Les épisodes judiciaires s’enchaînent dans le long feuilleton de l’autoroute A69 Toulouse-Castres qui doit être mise en service en octobre prochain. Mardi 12 mai, le parquet de Toulouse a annoncé que des perquisitions avaient été menées au siège d’Atosca, le constructeur de l’autoroute, dans le Tarn, au sujet des débordements d’emprises de chantier illégales qui ont été constatés en 2025 et qui ont fait l’objet d’une plainte de l’association France Nature Environnement.
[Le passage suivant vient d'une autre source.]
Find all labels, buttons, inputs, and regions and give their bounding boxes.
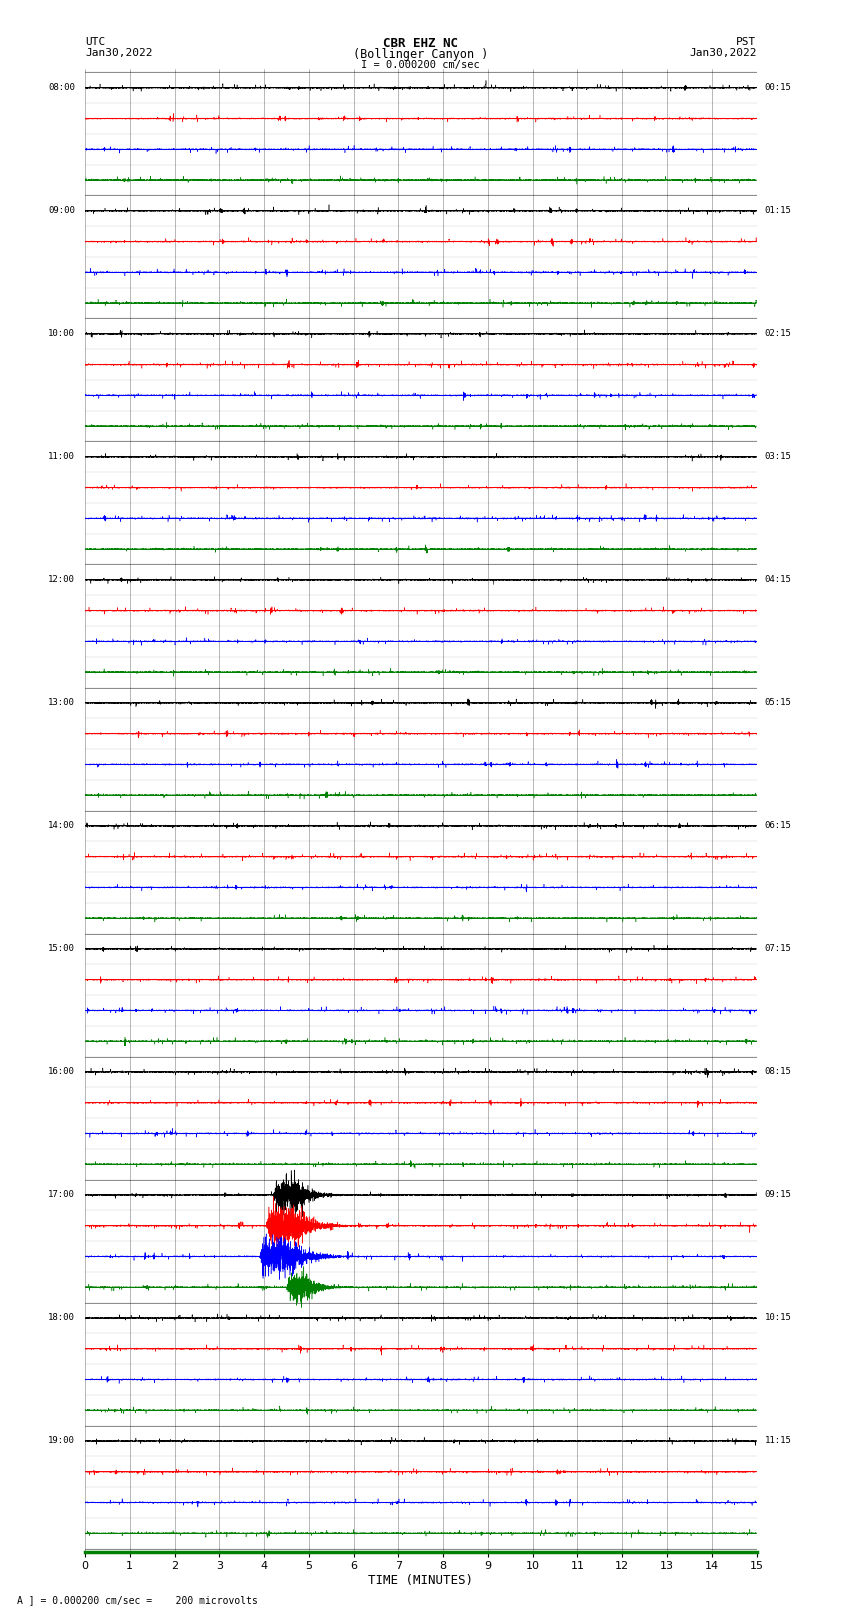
Text: 01:15: 01:15	[764, 206, 791, 215]
Text: 11:00: 11:00	[48, 452, 75, 461]
Text: 10:00: 10:00	[48, 329, 75, 339]
Text: 06:15: 06:15	[764, 821, 791, 831]
Text: 15:00: 15:00	[48, 945, 75, 953]
Text: 00:15: 00:15	[764, 84, 791, 92]
Text: 12:00: 12:00	[48, 576, 75, 584]
Text: 18:00: 18:00	[48, 1313, 75, 1323]
Text: 10:15: 10:15	[764, 1313, 791, 1323]
Text: (Bollinger Canyon ): (Bollinger Canyon )	[353, 48, 489, 61]
Text: 05:15: 05:15	[764, 698, 791, 708]
Text: 19:00: 19:00	[48, 1437, 75, 1445]
Text: CBR EHZ NC: CBR EHZ NC	[383, 37, 458, 50]
Text: 16:00: 16:00	[48, 1068, 75, 1076]
Text: 03:15: 03:15	[764, 452, 791, 461]
Text: 09:00: 09:00	[48, 206, 75, 215]
Text: 07:15: 07:15	[764, 945, 791, 953]
Text: 09:15: 09:15	[764, 1190, 791, 1200]
Text: 02:15: 02:15	[764, 329, 791, 339]
Text: 08:00: 08:00	[48, 84, 75, 92]
Text: I = 0.000200 cm/sec: I = 0.000200 cm/sec	[361, 60, 480, 69]
Text: 04:15: 04:15	[764, 576, 791, 584]
Text: 08:15: 08:15	[764, 1068, 791, 1076]
X-axis label: TIME (MINUTES): TIME (MINUTES)	[368, 1574, 473, 1587]
Text: UTC: UTC	[85, 37, 105, 47]
Text: PST: PST	[736, 37, 756, 47]
Text: 11:15: 11:15	[764, 1437, 791, 1445]
Text: Jan30,2022: Jan30,2022	[689, 48, 756, 58]
Text: 14:00: 14:00	[48, 821, 75, 831]
Text: Jan30,2022: Jan30,2022	[85, 48, 152, 58]
Text: A ] = 0.000200 cm/sec =    200 microvolts: A ] = 0.000200 cm/sec = 200 microvolts	[17, 1595, 258, 1605]
Text: 13:00: 13:00	[48, 698, 75, 708]
Text: 17:00: 17:00	[48, 1190, 75, 1200]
Ce qui a aussitôt suscité une demande d’arrêt des travaux de la part de La Voie est libre mardi soir.
Ce mercredi 13 mai, à Toulouse, c’est l’association des Amis de la Terre Midi-Pyrénées qui monte au créneau contre le projet d’autoroute. Après les débordements d’emprises de chantier, qui concernent 86 hectares sur les 53 km du tracé entre Verfeil (31) et Castres (81), les préfets ont ouvert une consultation auprès du public pour régulariser cette situation. Une consultation en cours jusqu’au 24 mai.
Référé ce mercredi
Pour Olivier Jean, coprésident de l’association environnementaliste, qui va déposer ce mercredi un référé auprès du tribunal administratif de Toulouse, « il ne peut pas y avoir une consultation alors que les travaux se poursuivent ». Les Amis de la Terre demandent donc la suspension des travaux. L’association estime par ailleurs qu’Atosca a « minimisé » l’impact des travaux menés hors zones autorisées.
En 2025, le chantier de l’autoroute A69 avait été arrêté plusieurs mois après une décision du tribunal administratif finalement cassée par la cour d’appel en décembre 2025.